28. Feen-a-mint was one : LAXATIVE
The active ingredient in Feen-a-Mint was phenolphthalein, the indicator chemical that we all used in chemistry class to help determine the pH of a solution. Feen-a-Mint was taken off the market due to suspicions that phenolphthalein is a carcinogen (surprise, surprise!).
29. Certain full house, in poker lingo : ACES OVER
The series of full houses in which the three matching cards are aces, is called “aces over”.
32. Mandolin effect : TREMOLO
The tremolo effect was invented by Claudio Monteverdi in the 16th century, first applied to the violin (by rapid bowing). In the case of a mandolin, the tremolo effect is achieved by rapidly plucking the same note, to create the effect of the note being sustained.
33. White item in a 1944 Matisse painting : TULIP
Henri Matisse’s 1944 painting is called “Annelies, White Tulips and Anemones”.

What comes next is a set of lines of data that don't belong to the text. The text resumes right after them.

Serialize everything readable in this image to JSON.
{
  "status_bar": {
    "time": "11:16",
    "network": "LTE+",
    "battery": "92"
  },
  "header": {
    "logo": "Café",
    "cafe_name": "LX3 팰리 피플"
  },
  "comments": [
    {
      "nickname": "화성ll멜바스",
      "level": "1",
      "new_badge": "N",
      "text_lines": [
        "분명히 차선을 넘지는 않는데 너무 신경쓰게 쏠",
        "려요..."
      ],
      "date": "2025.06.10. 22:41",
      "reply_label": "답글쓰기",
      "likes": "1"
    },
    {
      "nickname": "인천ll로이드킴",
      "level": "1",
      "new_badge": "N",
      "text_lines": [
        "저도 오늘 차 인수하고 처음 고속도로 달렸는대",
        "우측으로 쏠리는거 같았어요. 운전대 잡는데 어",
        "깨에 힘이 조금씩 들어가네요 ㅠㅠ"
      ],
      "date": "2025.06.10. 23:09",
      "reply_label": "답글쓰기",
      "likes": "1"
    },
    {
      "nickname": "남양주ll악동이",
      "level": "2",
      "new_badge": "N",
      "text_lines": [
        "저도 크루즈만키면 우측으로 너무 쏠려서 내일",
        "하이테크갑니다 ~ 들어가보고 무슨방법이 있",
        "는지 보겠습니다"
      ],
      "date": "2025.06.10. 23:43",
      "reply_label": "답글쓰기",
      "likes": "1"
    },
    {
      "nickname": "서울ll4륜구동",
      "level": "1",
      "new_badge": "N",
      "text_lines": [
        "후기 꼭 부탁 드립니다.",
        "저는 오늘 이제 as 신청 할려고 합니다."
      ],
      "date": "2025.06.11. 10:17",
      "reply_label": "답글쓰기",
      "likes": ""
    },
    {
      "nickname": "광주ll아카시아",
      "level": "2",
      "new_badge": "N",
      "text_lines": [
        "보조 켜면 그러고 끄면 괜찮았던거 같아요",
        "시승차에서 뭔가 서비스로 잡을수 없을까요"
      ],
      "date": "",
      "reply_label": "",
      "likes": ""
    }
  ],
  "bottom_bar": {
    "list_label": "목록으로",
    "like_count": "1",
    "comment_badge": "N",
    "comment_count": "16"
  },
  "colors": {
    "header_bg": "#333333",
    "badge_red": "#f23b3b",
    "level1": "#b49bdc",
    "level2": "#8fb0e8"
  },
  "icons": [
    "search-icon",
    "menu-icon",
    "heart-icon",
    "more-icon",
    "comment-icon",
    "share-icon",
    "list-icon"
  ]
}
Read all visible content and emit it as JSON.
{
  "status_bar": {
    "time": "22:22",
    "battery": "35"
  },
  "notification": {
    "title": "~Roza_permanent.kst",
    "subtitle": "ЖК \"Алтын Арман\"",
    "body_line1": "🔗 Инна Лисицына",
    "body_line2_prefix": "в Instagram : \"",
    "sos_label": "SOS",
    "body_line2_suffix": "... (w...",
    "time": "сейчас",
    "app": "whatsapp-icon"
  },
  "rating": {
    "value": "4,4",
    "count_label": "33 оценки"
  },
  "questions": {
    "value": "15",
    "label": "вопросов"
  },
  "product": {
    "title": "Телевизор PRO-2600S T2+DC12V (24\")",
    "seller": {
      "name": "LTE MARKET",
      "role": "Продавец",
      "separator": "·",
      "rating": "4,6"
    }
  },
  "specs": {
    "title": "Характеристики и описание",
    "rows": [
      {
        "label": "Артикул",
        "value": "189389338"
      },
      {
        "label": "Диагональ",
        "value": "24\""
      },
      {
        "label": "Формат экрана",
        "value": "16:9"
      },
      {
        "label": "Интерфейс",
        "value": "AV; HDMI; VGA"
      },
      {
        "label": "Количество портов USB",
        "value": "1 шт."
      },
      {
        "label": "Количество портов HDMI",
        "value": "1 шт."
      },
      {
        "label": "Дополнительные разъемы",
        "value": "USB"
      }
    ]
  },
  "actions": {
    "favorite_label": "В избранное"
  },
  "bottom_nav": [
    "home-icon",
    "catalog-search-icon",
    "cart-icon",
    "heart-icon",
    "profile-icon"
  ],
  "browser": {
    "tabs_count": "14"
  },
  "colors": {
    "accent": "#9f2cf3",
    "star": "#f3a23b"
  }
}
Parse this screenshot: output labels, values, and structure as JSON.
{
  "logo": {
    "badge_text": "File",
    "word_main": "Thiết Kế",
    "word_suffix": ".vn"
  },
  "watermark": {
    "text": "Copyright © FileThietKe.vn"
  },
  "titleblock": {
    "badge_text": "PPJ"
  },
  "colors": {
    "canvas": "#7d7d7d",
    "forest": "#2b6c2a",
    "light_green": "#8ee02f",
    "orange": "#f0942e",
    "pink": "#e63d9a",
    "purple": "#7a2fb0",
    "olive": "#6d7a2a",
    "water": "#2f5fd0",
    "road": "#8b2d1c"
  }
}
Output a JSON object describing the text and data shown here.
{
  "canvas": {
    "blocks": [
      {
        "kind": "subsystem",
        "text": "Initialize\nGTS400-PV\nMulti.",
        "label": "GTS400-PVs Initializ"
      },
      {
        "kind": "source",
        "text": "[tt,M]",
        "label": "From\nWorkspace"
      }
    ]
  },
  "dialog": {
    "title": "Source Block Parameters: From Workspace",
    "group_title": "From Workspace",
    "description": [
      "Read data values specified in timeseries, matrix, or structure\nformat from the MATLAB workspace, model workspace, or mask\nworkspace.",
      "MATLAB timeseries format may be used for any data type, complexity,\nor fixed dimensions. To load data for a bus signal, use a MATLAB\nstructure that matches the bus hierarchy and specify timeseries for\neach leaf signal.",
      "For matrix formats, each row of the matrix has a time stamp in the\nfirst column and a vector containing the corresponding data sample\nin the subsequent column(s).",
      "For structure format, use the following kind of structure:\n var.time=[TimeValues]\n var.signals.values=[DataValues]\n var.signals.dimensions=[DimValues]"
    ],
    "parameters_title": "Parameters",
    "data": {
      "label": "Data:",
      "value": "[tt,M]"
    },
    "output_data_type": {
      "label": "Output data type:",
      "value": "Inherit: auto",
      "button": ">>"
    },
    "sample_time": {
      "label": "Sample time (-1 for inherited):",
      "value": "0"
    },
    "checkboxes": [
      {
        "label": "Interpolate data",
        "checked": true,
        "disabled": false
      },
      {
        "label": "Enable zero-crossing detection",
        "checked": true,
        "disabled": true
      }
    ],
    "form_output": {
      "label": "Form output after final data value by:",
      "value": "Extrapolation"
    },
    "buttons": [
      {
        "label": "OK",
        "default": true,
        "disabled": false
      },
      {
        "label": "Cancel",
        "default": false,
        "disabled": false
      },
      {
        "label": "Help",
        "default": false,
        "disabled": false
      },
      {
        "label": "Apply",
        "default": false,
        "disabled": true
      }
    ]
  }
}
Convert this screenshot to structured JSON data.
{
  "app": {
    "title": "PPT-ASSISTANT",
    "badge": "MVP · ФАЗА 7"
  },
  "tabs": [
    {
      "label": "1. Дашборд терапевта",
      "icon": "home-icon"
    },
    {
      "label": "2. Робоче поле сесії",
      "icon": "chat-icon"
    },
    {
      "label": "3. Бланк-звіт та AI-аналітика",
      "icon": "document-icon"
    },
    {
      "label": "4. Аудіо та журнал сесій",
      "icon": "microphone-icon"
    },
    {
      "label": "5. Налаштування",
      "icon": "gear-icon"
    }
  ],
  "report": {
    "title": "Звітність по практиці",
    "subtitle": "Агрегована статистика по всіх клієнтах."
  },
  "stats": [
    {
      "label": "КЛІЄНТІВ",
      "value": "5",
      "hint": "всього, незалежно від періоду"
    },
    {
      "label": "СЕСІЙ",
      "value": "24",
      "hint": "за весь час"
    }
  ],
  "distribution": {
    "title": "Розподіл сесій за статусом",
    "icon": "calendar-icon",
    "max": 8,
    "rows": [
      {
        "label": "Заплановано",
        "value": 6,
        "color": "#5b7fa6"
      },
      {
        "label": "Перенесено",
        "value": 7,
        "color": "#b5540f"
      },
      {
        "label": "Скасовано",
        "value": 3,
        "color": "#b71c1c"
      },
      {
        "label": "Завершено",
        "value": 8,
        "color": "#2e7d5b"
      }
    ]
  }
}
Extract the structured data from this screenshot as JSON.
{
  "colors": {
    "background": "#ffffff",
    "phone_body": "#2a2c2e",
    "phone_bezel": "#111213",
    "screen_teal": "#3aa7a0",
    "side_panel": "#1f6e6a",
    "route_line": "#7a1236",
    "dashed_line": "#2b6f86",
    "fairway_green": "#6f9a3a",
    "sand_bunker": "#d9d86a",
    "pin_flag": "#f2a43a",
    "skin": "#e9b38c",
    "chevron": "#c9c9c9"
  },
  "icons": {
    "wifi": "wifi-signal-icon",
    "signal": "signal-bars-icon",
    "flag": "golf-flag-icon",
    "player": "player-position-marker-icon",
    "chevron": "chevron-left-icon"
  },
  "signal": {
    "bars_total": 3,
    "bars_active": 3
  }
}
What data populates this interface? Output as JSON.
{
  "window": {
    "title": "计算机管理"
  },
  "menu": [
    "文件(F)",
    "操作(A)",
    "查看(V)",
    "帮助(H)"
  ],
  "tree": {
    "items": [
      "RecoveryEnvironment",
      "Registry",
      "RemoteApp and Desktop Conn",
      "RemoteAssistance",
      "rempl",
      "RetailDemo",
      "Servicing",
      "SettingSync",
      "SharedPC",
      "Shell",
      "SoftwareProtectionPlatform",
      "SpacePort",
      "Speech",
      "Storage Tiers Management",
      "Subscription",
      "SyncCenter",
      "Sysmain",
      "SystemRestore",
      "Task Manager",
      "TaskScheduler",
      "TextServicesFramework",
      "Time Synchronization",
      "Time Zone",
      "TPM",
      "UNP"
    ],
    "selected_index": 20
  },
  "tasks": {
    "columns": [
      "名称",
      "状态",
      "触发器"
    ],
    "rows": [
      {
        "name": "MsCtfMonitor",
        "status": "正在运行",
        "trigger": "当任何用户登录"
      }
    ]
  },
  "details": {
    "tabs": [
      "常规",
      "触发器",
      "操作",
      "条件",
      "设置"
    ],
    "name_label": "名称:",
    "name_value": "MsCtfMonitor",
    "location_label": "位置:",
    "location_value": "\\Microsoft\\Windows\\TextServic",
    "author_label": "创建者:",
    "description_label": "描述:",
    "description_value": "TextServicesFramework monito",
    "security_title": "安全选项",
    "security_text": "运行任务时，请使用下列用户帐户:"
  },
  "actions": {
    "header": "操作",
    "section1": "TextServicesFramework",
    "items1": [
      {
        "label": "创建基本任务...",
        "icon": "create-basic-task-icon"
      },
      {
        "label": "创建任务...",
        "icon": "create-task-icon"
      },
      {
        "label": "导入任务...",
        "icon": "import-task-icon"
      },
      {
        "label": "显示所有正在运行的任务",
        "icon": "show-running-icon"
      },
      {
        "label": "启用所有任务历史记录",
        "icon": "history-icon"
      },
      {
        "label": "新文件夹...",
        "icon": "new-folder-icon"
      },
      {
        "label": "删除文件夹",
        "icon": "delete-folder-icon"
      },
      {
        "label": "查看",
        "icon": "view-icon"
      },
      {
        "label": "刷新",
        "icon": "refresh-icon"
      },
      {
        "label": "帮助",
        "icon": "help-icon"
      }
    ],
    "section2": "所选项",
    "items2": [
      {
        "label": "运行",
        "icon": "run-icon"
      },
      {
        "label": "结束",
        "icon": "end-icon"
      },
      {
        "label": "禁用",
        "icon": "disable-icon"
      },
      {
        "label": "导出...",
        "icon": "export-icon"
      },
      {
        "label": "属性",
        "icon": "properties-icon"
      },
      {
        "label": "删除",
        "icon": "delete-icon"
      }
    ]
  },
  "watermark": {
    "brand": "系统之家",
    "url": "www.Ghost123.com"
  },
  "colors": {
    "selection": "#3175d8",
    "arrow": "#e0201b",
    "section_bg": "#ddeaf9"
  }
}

36. He was served to the Olympians as food : PELOPS
In Greek mythology, Tantalus wanted to make an offering to the Olympic gods, so he cut up his son, Pelops, into pieces and made up a stew. After his shoulder was consumed, the gods stopped the feasting and reassembled the boy’s body. They replaced his shoulder with one made of ivory.
39. Noel opener : ADESTE
The lovely hymn “Adeste Fideles” was written by one John Francis Wade in the the 13th century. Well, he wrote the original four verses, with four more verses being added over time.
41. It’s S. of the Vale of Tempe : MT. OSSA
The Vale of Tempe isn’t in Arizona, it’s in Greece. It is a gorge located between Mt. Olympus and Mt. Ossa.